It was three years ago when Angel Facio, a 16 year old high school student, snapped while in school stabbing his teacher in the throat and head with a knife several times. The troubled teen was in a situation that he couldn’t understand and couldn’t escape from; his home was a haven for violent behavior and drug abuse. There were signs though; a clear list of actions that screamed out that the boy was heading down into a spiral, overcome with anger and depression.
Literally months before the stabbing, Facio was accused of sexually assaulting an 8 year old neighbor and later attempted to abduct a child from a local middle school. Around this time a school guidance counselor discovered Facio’s journal which described the dire situations he was going through. The entries spoke of his parents fighting, his mother’s addiction to cocaine and his thoughts of suicide. Though the counselor tried to convince his mother to read the journal and deal with her troubled son, she refused to take action.
Now looking back, it’s obvious that more care should have been taken around Facio. If teachers would have known the whole situation around the boy, then there would have never been a time when Facio would have been alone with another student or teacher. Councilors may have been more involved or Facio could have been moved to a school that provides a more active role in his development, such as a high risk alternative school.
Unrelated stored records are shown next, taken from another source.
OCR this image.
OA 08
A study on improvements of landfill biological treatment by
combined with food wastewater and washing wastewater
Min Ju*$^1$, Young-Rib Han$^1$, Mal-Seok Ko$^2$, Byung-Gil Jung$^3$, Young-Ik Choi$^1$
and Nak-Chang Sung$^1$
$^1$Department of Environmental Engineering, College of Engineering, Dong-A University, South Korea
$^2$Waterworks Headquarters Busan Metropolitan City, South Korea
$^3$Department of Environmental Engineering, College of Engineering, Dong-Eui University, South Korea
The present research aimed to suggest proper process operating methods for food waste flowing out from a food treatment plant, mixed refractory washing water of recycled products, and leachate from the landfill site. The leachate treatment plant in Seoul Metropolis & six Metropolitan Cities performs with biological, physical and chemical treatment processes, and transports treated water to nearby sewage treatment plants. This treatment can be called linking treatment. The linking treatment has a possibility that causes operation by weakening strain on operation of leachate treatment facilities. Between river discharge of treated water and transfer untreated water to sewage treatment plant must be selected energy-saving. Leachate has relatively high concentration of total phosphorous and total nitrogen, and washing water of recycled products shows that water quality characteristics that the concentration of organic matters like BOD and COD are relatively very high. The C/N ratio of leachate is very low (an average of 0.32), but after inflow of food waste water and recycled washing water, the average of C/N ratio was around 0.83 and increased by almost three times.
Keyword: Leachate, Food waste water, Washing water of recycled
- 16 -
Almost four years after the attack, Illinois school teachers and employees will now have a little heads up when dealing with troubled teens. Law enforcement officers will be able to verbally share criminal records of students with their educators. While no written documentation regarding illegal activities may be added to the student’s permanent record, it can give teachers a heads up on which students might have a tendency to react violently.
Governor Pat Quinn, who signed the bill into law at Elgin High School, said “Our children and their teachers deserve to go to school every day feeling safe”. Carolyn Gilbert, the teacher attacked that day is thankful for the law. “It may not have happened to me if there would have been that communication, because he’d had those other problems with the law,” she said. “If we’d known about that I would have never, ever been in the room alone with him.”
Facio is now serving out two sentences at the Pinckneyville Correctional Center for attempted murder in 2008 and the sexual assault of a child in 2007.